La Sagrada Família es hoy uno de los monumentos más visitados del mundo y el símbolo arquitectónico más reconocible de Barcelona. Sin embargo, quienes la visiten dentro de medio siglo se encontrarán con una basílica muy distinta a la que millones de turistas conocen actualmente. Los expertos coinciden en que, cuando la obra esté completamente finalizada y todos los elementos del proyecto de Antoni Gaudí se hayan desarrollado, la experiencia de visitar el templo será mucho más completa.
La realidad es que la basílica todavía se encuentra en construcción, más de un siglo después de que comenzaran las obras. Aunque la estructura principal está prevista para completarse en los próximos años, muchos detalles arquitectónicos, escultóricos y decorativos continuarán desarrollándose durante décadas. Por eso, los especialistas aseguran que dentro de 50 años la obra de Gaudí estará plenamente materializada.
La fachada de la Gloria transformará la entrada al templo
Uno de los cambios más importantes será la finalización de la Fachada de la Gloria, que está llamada a convertirse en la entrada principal de la basílica. Esta parte del templo será la más monumental de todas y estará dedicada al concepto de la gloria y la eternidad, representando el camino espiritual desde la muerte hasta la vida eterna.
Cuando esté completamente terminada, esta fachada cerrará simbólicamente el ciclo arquitectónico del templo, complementando las ya existentes fachadas del Nacimiento y de la Pasión. Además, su construcción transformará el entorno urbano que rodea la basílica, especialmente el espacio frente a la calle Mallorca.

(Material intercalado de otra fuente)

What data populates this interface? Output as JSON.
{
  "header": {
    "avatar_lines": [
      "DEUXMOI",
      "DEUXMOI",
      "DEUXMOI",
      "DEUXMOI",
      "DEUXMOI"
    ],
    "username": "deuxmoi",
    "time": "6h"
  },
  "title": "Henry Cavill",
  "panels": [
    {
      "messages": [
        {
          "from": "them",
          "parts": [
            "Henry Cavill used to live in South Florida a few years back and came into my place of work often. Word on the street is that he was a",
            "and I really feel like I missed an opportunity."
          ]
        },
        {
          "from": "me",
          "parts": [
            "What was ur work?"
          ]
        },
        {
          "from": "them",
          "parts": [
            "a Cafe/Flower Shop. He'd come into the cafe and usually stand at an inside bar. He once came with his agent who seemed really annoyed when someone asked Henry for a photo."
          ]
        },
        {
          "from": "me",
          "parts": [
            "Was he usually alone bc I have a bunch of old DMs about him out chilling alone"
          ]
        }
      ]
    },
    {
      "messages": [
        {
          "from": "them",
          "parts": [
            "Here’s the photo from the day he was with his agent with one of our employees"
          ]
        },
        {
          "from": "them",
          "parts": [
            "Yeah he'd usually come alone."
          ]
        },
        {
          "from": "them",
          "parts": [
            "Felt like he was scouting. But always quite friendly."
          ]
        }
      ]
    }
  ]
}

Las torres centrales cambiarán el skyline de Barcelona
Otro de los elementos que definirá el aspecto final de la Sagrada Família serán las seis torres centrales del templo. Entre ellas destacará la torre de Jesucristo, que se convertirá en la más alta de toda la basílica y también en la iglesia más alta del mundo. Esta torre culminará con una gran cruz visible desde numerosos puntos de la ciudad y contará con un ascensor de cristal que permitirá a los visitantes acceder a nuevas zonas de observación. Junto a ella se levantarán las torres dedicadas a los evangelistas y a la Virgen María, completando el diseño simbólico que Gaudí imaginó para el templo.
Así pues, aunque la basílica ya es uno de los grandes iconos de Barcelona, los expertos aseguran que su aspecto definitivo aún está por llegar. Dentro de varias décadas, cuando todas las esculturas, fachadas y torres estén completamente finalizadas, visitar la Sagrada Família será una experiencia diferente, mucho más cercana a la visión original que Antoni Gaudí imaginó hace más de cien años.